- Foreign operators to cede 30% of business to locals
- Banks to operate mobile money directly
The central bank is expected to soon announce a comprehensive stated capital structure for all players in the mobile money and payment systems.
The stated capital will affect players such as e-money issuers, payment service providers and application service providers.
Due to the varying levels of risk and exposure, the central bank is expected to introduce a tier system – such that an e-money issuer like Vodafone Cash will have a different stated capital compared to a payment service provider like Zeepay.
Dr. Settor Amediku, Head of Payment Systems at the Bank of Ghana, noted that with the Payment Systems and Services Act coming into force, the central bank is mandated to apply the law by issuing licences to institutions and individuals that pass the Fit and Proper Test in order to sustain confidence in the financial sector.

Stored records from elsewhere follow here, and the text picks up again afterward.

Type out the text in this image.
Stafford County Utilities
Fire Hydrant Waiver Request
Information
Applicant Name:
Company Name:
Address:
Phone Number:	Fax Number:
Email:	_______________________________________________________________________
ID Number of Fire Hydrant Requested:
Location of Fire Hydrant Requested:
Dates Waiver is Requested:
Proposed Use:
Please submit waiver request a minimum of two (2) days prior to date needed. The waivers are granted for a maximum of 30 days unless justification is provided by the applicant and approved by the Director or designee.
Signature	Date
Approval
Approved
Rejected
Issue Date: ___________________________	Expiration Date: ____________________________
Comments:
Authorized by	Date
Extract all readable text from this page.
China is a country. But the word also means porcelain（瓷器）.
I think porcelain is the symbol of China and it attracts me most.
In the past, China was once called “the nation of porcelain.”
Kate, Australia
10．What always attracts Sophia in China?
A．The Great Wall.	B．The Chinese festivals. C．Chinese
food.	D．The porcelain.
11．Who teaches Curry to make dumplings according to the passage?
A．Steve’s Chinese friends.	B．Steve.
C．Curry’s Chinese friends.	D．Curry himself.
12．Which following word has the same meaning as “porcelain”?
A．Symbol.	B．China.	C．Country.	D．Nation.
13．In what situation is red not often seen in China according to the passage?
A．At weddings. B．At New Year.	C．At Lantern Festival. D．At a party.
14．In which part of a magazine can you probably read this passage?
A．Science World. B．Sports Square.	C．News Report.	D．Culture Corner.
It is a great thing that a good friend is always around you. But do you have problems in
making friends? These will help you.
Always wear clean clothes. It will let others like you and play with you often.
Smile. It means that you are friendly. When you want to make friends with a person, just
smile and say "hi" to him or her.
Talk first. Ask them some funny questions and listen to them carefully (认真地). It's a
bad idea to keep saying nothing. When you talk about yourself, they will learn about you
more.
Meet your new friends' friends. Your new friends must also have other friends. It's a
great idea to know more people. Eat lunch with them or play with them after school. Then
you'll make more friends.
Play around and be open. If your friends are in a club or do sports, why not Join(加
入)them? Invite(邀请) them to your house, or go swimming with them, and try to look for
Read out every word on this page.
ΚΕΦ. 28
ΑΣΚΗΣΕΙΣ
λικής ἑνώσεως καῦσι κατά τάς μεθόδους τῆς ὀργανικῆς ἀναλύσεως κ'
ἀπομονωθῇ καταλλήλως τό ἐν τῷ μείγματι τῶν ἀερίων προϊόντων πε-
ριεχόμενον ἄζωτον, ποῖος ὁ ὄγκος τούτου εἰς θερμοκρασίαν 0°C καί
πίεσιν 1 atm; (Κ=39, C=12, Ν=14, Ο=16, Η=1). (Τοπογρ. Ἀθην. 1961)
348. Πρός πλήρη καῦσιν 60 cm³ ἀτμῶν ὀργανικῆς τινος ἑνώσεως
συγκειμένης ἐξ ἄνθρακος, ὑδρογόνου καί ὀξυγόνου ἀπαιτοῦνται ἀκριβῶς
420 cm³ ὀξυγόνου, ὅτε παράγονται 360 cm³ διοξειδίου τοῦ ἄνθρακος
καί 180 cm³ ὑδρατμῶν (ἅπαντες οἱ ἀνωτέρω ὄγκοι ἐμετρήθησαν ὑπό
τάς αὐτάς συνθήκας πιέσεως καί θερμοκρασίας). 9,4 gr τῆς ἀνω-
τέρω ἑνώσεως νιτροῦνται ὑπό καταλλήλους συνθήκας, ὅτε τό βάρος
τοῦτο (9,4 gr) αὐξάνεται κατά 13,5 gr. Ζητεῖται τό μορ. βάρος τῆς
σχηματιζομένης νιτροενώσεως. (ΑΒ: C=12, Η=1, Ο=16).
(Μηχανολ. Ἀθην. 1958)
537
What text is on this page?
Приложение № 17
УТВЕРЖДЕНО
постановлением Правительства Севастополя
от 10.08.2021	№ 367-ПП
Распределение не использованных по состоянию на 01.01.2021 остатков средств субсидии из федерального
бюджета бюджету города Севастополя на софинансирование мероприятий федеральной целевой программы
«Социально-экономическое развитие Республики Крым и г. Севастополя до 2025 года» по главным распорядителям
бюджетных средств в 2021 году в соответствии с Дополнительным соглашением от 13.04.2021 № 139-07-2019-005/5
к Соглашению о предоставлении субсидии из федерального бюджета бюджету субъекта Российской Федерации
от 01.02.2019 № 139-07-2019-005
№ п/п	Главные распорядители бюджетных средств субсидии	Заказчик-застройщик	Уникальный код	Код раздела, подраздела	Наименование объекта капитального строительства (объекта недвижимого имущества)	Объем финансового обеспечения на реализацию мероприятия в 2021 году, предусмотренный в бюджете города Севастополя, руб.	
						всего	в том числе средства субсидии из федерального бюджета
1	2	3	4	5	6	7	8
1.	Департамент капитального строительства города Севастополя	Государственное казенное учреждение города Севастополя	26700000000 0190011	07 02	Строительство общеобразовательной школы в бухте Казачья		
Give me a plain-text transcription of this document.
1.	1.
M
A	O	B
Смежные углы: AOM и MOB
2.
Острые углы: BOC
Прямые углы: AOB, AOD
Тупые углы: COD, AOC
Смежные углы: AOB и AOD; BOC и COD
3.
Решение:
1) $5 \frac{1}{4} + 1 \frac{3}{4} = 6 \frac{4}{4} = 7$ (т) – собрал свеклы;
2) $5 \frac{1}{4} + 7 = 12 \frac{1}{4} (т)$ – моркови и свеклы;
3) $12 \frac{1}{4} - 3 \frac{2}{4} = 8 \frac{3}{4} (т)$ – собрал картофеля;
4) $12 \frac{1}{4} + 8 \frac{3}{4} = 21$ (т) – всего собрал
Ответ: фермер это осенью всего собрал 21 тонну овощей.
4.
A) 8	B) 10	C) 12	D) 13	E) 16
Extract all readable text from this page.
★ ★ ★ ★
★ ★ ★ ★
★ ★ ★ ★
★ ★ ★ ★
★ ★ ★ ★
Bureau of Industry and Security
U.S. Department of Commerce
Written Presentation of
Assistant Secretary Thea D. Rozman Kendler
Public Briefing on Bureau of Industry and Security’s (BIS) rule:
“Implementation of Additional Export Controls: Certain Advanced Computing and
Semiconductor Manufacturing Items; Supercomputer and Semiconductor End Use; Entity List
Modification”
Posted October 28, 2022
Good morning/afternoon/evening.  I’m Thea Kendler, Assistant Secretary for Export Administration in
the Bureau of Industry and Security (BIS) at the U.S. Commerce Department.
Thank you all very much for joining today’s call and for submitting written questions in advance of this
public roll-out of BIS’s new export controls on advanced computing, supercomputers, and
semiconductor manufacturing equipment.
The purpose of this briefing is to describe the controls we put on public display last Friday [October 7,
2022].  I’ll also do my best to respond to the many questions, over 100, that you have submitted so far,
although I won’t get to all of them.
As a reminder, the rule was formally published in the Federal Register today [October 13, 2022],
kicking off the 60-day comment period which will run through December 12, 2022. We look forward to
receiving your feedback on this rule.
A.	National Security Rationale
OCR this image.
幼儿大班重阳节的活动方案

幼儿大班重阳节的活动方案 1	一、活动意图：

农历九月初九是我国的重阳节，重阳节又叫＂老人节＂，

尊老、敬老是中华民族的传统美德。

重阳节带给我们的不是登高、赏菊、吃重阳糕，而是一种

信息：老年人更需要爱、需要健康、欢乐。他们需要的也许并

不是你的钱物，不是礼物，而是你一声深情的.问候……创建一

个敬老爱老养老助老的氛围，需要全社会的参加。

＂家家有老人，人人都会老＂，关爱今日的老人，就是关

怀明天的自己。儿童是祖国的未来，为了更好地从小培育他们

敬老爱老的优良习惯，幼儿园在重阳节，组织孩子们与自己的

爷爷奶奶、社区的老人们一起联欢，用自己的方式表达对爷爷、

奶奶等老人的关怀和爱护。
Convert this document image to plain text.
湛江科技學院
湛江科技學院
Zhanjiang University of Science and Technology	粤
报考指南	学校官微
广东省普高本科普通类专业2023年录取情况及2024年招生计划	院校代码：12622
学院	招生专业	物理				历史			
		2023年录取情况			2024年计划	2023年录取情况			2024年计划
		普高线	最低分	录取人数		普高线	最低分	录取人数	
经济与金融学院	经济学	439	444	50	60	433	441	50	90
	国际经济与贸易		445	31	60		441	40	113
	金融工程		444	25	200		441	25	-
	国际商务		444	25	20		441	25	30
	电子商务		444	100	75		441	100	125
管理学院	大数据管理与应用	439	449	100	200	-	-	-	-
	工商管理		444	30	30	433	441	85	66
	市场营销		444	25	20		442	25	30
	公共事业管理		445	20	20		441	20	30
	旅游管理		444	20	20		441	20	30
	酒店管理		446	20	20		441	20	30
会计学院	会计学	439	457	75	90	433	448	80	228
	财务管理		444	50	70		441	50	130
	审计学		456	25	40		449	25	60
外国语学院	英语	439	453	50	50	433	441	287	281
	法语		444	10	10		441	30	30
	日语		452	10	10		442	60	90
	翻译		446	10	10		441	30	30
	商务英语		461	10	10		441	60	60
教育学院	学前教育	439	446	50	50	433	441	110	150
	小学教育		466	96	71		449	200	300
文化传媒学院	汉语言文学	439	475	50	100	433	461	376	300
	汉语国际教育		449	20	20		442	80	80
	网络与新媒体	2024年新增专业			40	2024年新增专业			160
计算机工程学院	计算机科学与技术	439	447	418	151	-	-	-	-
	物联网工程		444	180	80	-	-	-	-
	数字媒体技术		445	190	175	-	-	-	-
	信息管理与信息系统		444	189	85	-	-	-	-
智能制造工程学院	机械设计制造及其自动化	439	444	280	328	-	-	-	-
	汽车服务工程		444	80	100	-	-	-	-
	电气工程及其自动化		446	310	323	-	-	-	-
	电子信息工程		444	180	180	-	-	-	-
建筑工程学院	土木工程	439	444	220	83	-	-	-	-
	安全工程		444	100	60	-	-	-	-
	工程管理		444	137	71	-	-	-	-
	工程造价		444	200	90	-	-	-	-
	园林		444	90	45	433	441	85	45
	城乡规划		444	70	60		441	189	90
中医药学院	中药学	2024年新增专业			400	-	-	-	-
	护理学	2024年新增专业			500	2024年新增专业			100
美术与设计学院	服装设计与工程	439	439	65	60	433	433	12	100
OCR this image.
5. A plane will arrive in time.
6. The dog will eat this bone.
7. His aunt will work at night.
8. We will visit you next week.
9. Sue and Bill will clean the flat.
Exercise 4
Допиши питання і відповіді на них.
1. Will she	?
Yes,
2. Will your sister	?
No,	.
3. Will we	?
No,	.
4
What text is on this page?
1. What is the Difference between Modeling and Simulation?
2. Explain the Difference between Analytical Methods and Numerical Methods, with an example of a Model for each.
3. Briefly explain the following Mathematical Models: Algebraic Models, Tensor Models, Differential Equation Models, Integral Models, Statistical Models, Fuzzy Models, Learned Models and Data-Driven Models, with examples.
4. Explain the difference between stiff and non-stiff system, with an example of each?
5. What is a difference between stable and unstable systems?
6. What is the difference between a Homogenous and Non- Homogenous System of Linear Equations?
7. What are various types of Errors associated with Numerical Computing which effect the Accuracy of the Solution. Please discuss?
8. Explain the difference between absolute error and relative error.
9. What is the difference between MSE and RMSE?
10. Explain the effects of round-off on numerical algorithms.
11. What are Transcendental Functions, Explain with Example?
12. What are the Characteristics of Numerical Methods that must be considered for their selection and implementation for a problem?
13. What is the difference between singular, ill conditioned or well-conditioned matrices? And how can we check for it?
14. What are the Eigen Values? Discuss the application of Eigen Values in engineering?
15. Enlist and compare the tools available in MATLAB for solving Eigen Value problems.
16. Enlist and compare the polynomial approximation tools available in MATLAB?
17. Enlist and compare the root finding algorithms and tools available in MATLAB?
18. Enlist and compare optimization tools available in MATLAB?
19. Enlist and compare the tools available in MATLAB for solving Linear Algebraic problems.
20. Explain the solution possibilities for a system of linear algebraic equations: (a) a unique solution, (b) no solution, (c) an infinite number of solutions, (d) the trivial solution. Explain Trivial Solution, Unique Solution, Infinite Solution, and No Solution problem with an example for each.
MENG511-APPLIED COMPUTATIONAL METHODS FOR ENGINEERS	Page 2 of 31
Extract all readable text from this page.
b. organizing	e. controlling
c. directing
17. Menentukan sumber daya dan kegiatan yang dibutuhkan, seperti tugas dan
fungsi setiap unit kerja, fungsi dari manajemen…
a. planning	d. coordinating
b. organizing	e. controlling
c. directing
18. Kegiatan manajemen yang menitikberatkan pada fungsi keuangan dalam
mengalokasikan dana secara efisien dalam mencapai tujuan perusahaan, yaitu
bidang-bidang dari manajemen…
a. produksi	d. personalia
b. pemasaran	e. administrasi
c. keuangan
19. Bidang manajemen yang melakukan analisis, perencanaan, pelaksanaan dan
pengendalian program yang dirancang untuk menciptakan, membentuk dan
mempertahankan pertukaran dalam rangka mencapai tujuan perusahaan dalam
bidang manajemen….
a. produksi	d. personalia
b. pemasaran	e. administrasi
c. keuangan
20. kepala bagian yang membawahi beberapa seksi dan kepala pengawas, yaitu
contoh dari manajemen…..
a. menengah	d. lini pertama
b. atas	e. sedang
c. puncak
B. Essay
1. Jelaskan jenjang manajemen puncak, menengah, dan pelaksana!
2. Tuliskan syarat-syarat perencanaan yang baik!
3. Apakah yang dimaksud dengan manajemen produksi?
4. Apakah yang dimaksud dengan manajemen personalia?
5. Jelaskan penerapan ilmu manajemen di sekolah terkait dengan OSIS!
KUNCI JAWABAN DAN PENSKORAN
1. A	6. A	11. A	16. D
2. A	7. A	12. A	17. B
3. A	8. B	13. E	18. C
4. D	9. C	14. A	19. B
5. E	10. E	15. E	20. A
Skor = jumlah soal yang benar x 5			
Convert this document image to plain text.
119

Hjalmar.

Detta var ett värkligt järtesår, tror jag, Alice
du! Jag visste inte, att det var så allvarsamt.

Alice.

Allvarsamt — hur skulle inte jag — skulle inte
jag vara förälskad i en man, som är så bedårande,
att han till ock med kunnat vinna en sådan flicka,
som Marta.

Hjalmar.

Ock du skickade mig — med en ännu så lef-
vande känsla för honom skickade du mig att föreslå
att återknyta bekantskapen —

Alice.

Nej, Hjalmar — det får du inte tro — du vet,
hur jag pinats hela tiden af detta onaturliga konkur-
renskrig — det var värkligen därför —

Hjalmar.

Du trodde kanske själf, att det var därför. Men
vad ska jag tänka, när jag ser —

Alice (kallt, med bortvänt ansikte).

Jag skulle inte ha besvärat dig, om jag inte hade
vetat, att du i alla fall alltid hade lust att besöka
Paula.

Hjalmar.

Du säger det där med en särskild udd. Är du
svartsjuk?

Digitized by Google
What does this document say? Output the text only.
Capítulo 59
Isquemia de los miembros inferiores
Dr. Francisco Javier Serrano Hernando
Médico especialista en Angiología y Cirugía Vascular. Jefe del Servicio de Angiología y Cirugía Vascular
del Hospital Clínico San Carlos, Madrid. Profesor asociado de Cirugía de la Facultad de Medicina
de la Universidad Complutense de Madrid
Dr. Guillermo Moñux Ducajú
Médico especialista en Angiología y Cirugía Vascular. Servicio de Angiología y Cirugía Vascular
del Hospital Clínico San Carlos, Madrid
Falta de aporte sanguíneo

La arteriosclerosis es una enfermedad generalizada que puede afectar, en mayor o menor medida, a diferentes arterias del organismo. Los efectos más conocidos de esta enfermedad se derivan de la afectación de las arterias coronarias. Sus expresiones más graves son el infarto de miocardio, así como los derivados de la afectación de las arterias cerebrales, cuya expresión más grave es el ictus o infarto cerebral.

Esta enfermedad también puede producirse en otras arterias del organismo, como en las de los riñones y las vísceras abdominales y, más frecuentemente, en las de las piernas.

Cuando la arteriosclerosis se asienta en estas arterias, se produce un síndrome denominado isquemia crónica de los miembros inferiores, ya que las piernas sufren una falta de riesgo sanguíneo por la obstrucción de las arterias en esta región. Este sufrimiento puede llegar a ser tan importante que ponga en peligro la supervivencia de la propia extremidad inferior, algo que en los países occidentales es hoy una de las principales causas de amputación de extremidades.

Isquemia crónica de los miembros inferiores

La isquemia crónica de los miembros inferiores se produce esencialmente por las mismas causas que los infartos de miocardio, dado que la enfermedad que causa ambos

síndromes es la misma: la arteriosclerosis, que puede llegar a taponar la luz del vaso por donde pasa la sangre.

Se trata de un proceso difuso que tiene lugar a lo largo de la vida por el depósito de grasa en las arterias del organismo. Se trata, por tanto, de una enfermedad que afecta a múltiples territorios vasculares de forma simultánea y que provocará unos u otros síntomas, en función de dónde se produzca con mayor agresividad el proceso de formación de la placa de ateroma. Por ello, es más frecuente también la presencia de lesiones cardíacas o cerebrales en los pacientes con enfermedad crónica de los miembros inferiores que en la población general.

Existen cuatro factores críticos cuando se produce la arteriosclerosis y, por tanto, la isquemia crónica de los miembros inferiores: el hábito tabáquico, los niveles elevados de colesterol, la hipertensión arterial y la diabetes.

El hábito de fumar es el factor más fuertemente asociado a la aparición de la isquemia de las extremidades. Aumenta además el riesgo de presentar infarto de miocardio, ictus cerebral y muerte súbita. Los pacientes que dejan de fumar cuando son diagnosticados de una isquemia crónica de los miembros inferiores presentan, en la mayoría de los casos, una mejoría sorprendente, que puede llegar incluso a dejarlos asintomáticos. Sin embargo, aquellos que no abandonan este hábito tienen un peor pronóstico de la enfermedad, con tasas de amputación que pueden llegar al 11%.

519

“All players who wants to do mobile money business must meet the minimum capital requirement to guarantee and ensure that they are fit and proper to do the business of electronic money. We will come out very soon and the Governor will announce this,” he said at the second quarterly B&FT-organised Ghana’s Most Respected CEOs Breakfast Series in Accra.
This quarter’s event, which was on the theme ‘National Agenda for E-payment and Financial Inclusion: The Role of the Stakeholders’, came off in Accra and witnessed attendance by government executives, regulators, banks, Fintechs and other financial services providers and consumers, and was sponsored by Vodafone Business, eTranzact, Honda, Dalex and PwC.
Dr. Amediku added, that currently, no mobile money operator is licenced; and so with this new law the BoG will now licence all players – and while at it, foreign companies in the mobile money and payment space will have to cede 30 percent to local investors to qualify for a licence.
“If you take a mobile money operator who wants a licence, you must have a 30 percent local equity and this is a way to encourage our people to take part of the payment system,” he pointed out.
He added that for banks wanting to be involved in issuing e-money or undertaking direct mobile money services, they must set up a subsidiary to undertake such business and seek authorisation from the central bank since banks are already licenced.
“There are some banks that are very aggressive and have put in place measures to set up subsidiaries that will be authorised with a minimum capital requirement to operate mobile money. They will also behave like Vodafone Cash or MTN Mobile Money,” he said.
Asked why aggregators – who do not hold any deposits but just provide a service to enable transfers – should provide stated capital, Dr. Amediku explained that it is a move to provide confidence in the market.
“They do not hold deposits, but we are not licencing only deposit-taking institutions. Globally, all payment service providers are licenced but the mode of services differ. The value of the minimum capital is in tiers because we are not interested in killing innovation, but there is a need for us to ensure that the young fintechs coming up are supported to grow.
“So, the capital requirement for a fully-fledged electronic money issuer will be different from that of an aggregator. We have a risk-based capital requirement we are coming out with. We need to ensure that the law fosters innovation, promotes growth and brings everybody along,” he added.